Texas Adopts New Building Energy Performance Standards

Media Contacts

AUSTIN – Today the State Energy Conservation Office published new building energy performance standards in the Texas Register. As of January 2012, new single family homes will have to meet the energy efficiency provisions of the 2009 International Residential Code, which will cut energy use as much as 15% in new homes (compared to previous standards). As of April 2011, other residential, commerical and industrial construction will have to meet the 2009 International Energy Conservation Code, leading to a similar energy savings. Environment Texas applauded the adoption of the rules, but questioned the delay in implementation.
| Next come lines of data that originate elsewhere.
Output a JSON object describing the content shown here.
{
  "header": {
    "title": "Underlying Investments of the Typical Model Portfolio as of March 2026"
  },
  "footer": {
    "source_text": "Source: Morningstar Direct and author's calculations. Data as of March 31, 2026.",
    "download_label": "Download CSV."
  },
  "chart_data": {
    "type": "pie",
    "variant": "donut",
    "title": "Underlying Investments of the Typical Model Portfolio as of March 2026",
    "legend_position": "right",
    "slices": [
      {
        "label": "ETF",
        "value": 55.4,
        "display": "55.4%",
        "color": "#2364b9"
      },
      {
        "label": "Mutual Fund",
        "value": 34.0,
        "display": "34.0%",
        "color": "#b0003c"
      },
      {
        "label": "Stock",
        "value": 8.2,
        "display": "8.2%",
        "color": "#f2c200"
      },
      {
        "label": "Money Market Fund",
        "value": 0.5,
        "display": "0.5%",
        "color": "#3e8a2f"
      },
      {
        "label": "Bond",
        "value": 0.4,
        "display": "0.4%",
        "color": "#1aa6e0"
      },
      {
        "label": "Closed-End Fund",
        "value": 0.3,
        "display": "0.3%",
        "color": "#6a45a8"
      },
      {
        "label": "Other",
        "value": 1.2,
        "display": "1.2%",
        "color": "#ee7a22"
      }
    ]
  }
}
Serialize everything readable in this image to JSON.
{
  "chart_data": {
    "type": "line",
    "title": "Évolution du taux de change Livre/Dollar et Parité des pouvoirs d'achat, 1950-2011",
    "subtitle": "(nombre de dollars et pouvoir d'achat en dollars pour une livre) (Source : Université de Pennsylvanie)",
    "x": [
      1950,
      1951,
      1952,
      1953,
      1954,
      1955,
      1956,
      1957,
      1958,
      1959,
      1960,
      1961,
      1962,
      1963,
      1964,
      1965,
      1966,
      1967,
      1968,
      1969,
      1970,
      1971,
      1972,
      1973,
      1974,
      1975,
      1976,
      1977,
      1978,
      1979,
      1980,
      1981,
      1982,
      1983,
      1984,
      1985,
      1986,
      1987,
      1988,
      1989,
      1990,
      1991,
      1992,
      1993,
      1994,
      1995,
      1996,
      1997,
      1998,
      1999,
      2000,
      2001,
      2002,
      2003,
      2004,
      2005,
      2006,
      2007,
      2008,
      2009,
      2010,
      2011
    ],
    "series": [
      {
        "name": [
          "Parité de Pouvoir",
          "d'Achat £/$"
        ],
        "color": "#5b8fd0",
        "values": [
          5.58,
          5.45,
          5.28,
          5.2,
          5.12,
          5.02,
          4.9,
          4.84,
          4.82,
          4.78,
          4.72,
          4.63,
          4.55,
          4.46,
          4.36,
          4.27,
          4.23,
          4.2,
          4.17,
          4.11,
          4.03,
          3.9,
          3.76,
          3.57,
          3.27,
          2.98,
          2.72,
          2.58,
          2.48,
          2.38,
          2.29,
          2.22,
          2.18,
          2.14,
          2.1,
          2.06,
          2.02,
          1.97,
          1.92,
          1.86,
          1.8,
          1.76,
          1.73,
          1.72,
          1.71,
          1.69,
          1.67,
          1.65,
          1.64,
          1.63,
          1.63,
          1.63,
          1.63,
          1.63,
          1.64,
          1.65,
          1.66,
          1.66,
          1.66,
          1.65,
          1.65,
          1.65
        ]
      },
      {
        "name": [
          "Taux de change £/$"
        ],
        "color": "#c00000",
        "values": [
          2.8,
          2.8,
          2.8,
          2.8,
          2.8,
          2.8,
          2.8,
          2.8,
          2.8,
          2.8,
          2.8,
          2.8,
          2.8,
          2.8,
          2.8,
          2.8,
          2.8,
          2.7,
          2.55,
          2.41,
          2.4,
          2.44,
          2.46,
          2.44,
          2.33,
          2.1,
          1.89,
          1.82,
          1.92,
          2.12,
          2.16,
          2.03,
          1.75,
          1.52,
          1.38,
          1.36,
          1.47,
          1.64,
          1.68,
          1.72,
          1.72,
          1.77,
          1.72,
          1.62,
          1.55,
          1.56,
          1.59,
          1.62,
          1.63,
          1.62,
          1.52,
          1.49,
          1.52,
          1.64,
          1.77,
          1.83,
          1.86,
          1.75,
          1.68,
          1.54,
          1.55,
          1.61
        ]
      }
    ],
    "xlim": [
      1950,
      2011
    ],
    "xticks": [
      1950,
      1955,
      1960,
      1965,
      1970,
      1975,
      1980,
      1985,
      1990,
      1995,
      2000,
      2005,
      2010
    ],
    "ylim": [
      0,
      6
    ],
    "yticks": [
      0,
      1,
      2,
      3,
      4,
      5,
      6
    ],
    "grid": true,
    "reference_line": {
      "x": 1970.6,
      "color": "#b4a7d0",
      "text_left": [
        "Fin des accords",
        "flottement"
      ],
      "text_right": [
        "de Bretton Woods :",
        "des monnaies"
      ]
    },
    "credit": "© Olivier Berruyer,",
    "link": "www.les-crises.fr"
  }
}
As the new rules for single family homes go in to effect in 2012, new international codes will already have been adopted, putting Texas three years behind.

Statewide adoption of the building codes came only after several major Texas cities, including Dallas, Houston, San Antonio and Austin, had improved their building codes. Environment Texas Director Luke Metzger urged Texas cities to continue to lead the charge for efficient buildings, with a goal of having all new homes be so efficient that, with the help of on-site solar, they can produce all the energy they need. An 2009 Environment Texas study found by 2030 such “Net Zero Energy Homes” would:

  • Reduce Texas homeowners’ energy bills by more $5.4 billion. With incentive programs available now, a net-zero energy home could cost about $40 per month less to own than a standard home.
  • Save more than 25 billion kilowatt hours per year – eliminating the need to build seven large (500 MW) coal-fired power plants.
  • Prevent 18 million metric tons of global warming pollution, the equivalent of making one of every six cars and trucks in Texas pollution-free.
  • Cut smog pollution by 7.5 million pounds.
  • Save 10 billion gallons of water.

“Let’s not waste any more time, any more energy, or any more money on outdated buildings,” said Metzger. “We need to invest in efficiency today so we can start building a better tomorrow.” 

As part of the American Recovery and Reinvestment Act, Texas was required to consider adoption of the new building codes, in order to receive $3.1 billion for state energy programs such as the Comptroller’s State Energy Conservation Office (SECO).